A Thanksgiving Experience

too much food (groan)...can't handel any more... (gulp)...snacks...(close eyes)...no more...(argh)... dessert... (heavy sigh)...

I wish God would have made me more like a microwave, I mean, with a loud and annoying beep indicating when I was done. I'd be eating along and right before I was accused of being a gormandizer, my buzzer would go off. BEEP, BEEP, BEEP. I'd be done. Everyone, including me would know it.
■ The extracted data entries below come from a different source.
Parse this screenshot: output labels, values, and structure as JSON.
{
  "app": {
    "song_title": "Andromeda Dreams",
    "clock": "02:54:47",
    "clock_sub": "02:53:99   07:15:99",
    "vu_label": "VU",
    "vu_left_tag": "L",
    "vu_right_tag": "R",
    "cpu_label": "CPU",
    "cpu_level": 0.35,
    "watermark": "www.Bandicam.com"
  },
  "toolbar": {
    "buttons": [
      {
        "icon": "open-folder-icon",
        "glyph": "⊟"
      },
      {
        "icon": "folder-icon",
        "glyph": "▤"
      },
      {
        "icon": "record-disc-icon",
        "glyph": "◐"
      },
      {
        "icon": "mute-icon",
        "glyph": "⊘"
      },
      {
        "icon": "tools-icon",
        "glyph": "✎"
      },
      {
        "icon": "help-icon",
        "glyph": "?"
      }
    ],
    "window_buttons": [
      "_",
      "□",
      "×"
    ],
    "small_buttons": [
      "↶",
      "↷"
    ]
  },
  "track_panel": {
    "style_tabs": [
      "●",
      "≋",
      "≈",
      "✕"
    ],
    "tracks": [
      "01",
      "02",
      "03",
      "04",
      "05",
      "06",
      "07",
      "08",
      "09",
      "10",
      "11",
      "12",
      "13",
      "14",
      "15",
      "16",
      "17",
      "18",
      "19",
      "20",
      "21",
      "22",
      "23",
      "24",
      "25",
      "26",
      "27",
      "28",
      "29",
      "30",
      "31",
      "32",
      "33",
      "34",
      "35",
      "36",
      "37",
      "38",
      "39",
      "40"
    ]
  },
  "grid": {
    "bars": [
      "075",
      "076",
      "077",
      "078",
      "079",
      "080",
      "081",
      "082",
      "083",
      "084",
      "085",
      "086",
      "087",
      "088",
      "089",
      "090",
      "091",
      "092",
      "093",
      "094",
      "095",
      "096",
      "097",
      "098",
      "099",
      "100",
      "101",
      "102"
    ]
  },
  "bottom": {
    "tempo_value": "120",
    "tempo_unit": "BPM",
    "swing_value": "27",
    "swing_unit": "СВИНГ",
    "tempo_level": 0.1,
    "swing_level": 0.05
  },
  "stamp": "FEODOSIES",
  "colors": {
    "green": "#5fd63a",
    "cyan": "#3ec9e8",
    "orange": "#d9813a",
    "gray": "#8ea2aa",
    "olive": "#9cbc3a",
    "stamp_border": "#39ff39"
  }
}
People would be pulling serving dishes out of my reach - kinda like opening the microwave door.

Microwave = BEEP, BEEP, BEEP, [the green letters roll by] "END" and the water for my tea is hot.
Me = BEEP, BEEP, BEEP, goes my imagined indictor and the meal is over. Not too full, but not hungry. Not unbuttoning-my-pants-to-breath miserable, but not needing another mouthful to be satiated. I'd love to go through a holiday feast without coming out on the other end with the dreaded GAHoM (Groan After Holiday Meal). An indicator, that is all I'm asking.

Oh, really? I have one you say? Only it doesn't have the annoying beep?

Why doesn't mine work, then?

It does? What do you mean I keep ignoring it? You think I'd feel better after a Holiday Feast if I would just pay attention when the little light in my head (attached to my stomach) goes off above the sign that says, "FULL?"